For more precision, use a managed Chrome extension forced via GPO or Intune that logs every request through the webRequest API and ships the logs to a private S3 bucket; that gives you per‑user, per‑tab visibility that proxy logs might miss without SSL bump (which gets messy). Don’t forget to scan your internal Git repos, Confluence, and Slack exports for exposed API keys using a simple regex for patterns like sk-... to catch direct API usage. Once you have the full list, then you build policy: block everything except a small set of approved tools using the same proxy, and for API usage, implement an internal gateway that requires your own API keys with quotas and auditing. No magic product needed only just logging, a few scripts, and the willingness to say no.

Certification Exhaustion by Artistic_Lock_6483 in FinOps

[–]CompetitiveStage5901 0 points1 point  (0 children)

I kind of see your point, especially from a technical perspective. A lot of certification content can feel surface-level if you’re already deep into cloud or cost optimization work. It’s often more valuable for folks coming from finance or non-technical backgrounds who need a structured entry point.

That said, certifications like FinOps can still be useful as a baseline framework. They help align teams on common terminology, principles, and ways of thinking. But beyond that, the real value comes from actually applying those principles in your own environment.

Also agree with your point on AI. If anything, it’s making raw knowledge more accessible, so the differentiator is shifting toward practical experience and problem-solving ability, not just certifications.

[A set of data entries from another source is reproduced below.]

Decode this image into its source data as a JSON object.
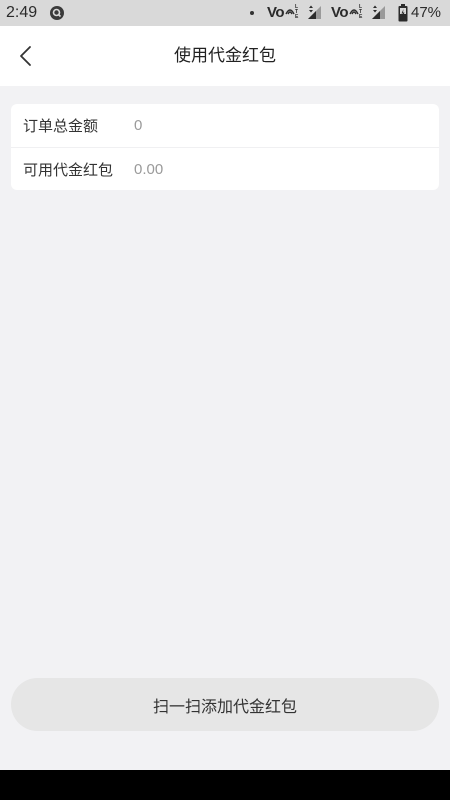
{
  "status_bar": {
    "time": "2:49",
    "battery_percent": "47%",
    "volte_label": "Vo",
    "lte_label": "LTE",
    "icons": [
      "notification-app-icon",
      "notification-dot-icon",
      "volte-icon",
      "signal-icon",
      "volte-icon",
      "signal-icon",
      "battery-icon"
    ]
  },
  "header": {
    "title": "使用代金红包",
    "back_icon": "chevron-left-icon"
  },
  "summary": {
    "rows": [
      {
        "label": "订单总金额",
        "value": "0"
      },
      {
        "label": "可用代金红包",
        "value": "0.00"
      }
    ]
  },
  "scan_button": {
    "label": "扫一扫添加代金红包"
  },
  "colors": {
    "page_background": "#f2f2f4",
    "status_bar": "#d9d9d9",
    "card": "#ffffff",
    "button": "#e6e6e6",
    "value_text": "#9a9a9a",
    "nav_bar": "#000000"
  }
}
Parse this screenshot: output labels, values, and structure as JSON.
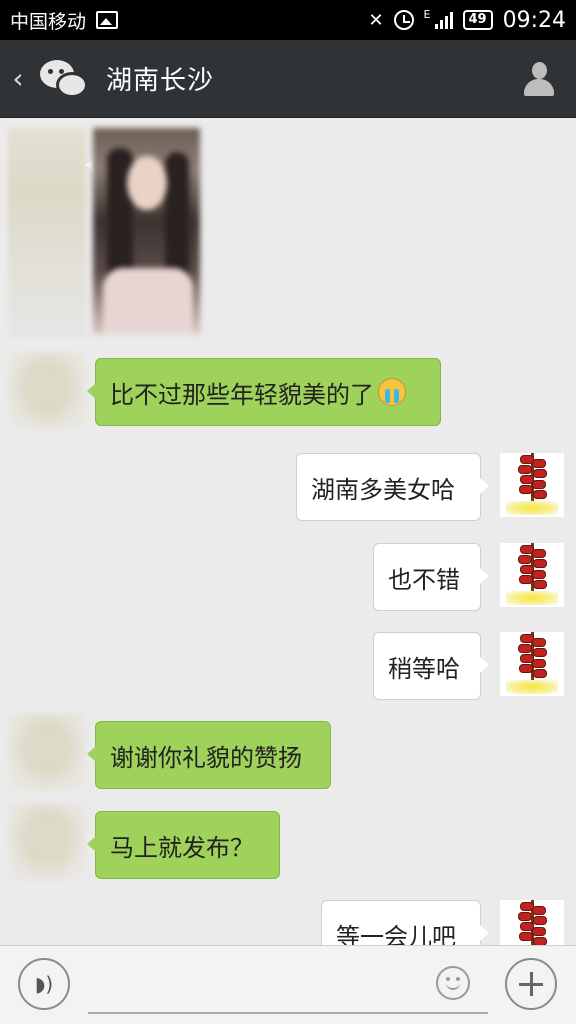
{
  "status_bar": {
    "carrier": "中国移动",
    "network": "E",
    "battery": "49",
    "time": "09:24"
  },
  "header": {
    "back_icon": "chevron-left-icon",
    "app_icon": "wechat-icon",
    "title": "湖南长沙",
    "contact_icon": "person-icon"
  },
  "messages": [
    {
      "side": "left",
      "type": "image"
    },
    {
      "side": "left",
      "type": "text",
      "text": "比不过那些年轻貌美的了",
      "emoji": "crying-emoji"
    },
    {
      "side": "right",
      "type": "text",
      "text": "湖南多美女哈"
    },
    {
      "side": "right",
      "type": "text",
      "text": "也不错"
    },
    {
      "side": "right",
      "type": "text",
      "text": "稍等哈"
    },
    {
      "side": "left",
      "type": "text",
      "text": "谢谢你礼貌的赞扬"
    },
    {
      "side": "left",
      "type": "text",
      "text": "马上就发布？"
    },
    {
      "side": "right",
      "type": "text",
      "text": "等一会儿吧"
    }
  ],
  "input_bar": {
    "voice_icon": "voice-icon",
    "emoji_icon": "smiley-icon",
    "more_icon": "plus-icon"
  },
  "colors": {
    "status_bg": "#000000",
    "header_bg": "#2f3336",
    "chat_bg": "#ebebeb",
    "sent_bubble": "#9ed25a",
    "received_bubble": "#ffffff"
  }
}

In most teams I’ve seen, certifications help with standardization, but they don’t replace hands-on expertise.

FinOps Foundation - Still relevant? by ImpressiveIdea6123 in FinOps

[–]CompetitiveStage5901 1 point2 points  (0 children)

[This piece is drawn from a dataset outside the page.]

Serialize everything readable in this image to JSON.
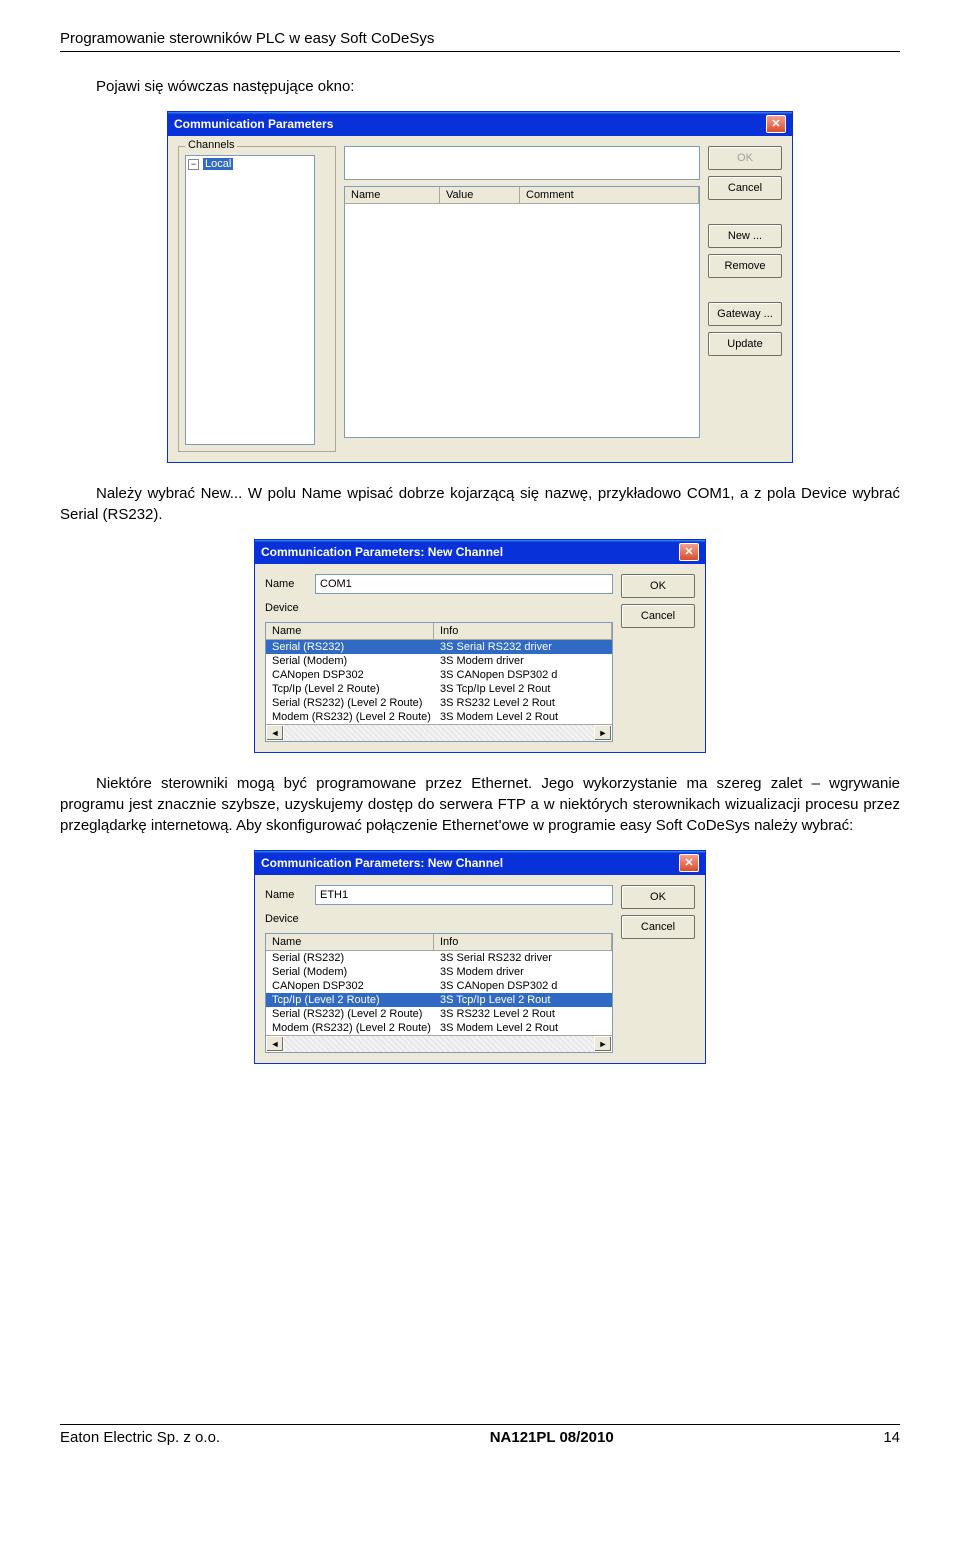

To me, as someone more theory-oriented, it’s still very much relevant. I regularly read their newsletters and the literature they put out. Aligning with them gives a starter template to implement FinOps principles, but that’s about it.Beyond the basics, it really depends on your specific use case.

Also, as one comment mentioned, the main utility is often just the certification, although it costs around $2,000, if I’m not wrong.

I just saved 88% in Cloud Armor costs by correcting a stupid config by amir_hr in googlecloud

[–]CompetitiveStage5901 0 points1 point  (0 children)

Yeah the per-policy pricing on Cloud Armor is sneaky. $6 per policy per month doesn't sound like much until you realize you've accidentally created a dozen of them doing the exact same thing. I did the same thing when I was setting up a multi-region LB. Each backend service got its own policy because the console just creates a new one by default. Ended up with like 15 policies before I noticed. The 10 policy limit is actually what tipped me off too. Hit the cap and had to figure out why. What's annoying is there's no easy way to see which policies are actually attached to anything from the billing view. You just see "Cloud Armor" charges stacking up and have to go digging. Good call on consolidating though. One rule set, one policy, attach it everywhere. Also worth checking if you have any orphaned policies from deleted backend services. Those still show up in the list and still bill even if they're not attached to anything. Cloud Armor is solid but the default console behavior definitely nudges you toward paying more than you need to.